I literally feel torn between two worlds. It’s a mixture of so many different layers that I will never be able to explain let alone reconcile to people in my village and even people back in the United States. It’s the sadness at knowing something that is simply impossible to describe to someone unless they too have experienced it. Everyone is a bit blind to something, and every experience removes some of that blindness if that person is willing. However, it is impossible to explain something that you have seen to a blind person because that person has no context for it.
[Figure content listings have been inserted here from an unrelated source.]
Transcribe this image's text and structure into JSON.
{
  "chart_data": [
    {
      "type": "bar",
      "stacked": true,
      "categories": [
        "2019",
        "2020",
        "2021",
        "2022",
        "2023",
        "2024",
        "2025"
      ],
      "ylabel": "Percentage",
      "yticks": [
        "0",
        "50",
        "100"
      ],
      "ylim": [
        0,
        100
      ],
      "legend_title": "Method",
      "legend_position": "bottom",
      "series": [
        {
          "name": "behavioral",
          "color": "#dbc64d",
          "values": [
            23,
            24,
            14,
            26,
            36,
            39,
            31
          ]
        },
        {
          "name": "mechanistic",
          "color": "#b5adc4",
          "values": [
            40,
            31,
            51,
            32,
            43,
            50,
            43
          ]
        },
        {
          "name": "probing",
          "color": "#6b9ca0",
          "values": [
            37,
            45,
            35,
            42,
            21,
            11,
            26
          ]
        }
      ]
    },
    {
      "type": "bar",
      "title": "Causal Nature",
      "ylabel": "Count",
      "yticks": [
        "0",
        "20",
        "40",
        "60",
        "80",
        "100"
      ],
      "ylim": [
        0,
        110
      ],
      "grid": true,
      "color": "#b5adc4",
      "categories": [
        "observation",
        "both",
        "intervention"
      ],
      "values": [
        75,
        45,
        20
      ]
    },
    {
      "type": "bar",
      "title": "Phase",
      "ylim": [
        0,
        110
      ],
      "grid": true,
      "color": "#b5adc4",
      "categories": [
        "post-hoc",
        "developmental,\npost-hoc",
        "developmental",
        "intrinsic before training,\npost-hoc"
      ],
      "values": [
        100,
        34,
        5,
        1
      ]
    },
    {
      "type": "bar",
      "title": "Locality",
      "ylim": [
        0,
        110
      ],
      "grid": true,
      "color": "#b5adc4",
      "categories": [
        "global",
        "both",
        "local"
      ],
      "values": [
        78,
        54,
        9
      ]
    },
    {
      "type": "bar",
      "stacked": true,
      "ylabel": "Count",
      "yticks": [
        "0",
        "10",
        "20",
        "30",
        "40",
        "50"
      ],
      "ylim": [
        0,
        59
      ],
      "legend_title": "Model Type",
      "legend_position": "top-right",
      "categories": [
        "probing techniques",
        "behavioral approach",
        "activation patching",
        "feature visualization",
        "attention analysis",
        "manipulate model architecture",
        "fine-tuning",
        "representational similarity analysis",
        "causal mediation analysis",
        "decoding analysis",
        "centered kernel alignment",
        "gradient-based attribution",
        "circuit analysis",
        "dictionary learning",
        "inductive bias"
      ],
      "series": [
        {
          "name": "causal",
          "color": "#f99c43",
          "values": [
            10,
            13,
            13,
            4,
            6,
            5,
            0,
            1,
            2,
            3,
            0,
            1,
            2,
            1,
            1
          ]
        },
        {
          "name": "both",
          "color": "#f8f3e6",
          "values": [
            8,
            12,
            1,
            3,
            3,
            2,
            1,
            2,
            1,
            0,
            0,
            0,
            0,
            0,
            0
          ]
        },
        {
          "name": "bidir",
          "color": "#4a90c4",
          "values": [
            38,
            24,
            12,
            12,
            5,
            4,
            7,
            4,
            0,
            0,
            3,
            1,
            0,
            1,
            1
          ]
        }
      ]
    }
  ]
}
How do I even begin to put this into words? I am sad that I am leaving my village of course. I am sad that I will not be able to describe what it means to have made a new home here, taken a new name, and spoken a new language to people back in the United States who will take this as a misappropriation of culture. I am sad that my villagers will never understand the ubiquity of ice, air-condition, and technology but that they do not need these creature comforts to be better. I am sad at the misunderstanding among cultures and how we tend to judge and make assumptions too quickly. I am sad that most people in the United States will ask me questions in order to validate their preconceived assumptions about Africa and Peace Corps. I am sad that the only people who will truly understand this experience from this point of view will be other Peace Corps Volunteers and no one else.
But I am happy that I am no longer blind to the reality of this part of the world. I am glad that I can better perceive the differences in cultures and how one isn’t necessarily better than another one. I am glad that I might be having the shittiest day ever, but the unbridled laughter of my neighbor’s kids can make me laugh too. I am content knowing what I know and not being alone.
And these are the drastic swings in temperament that I undergo every day.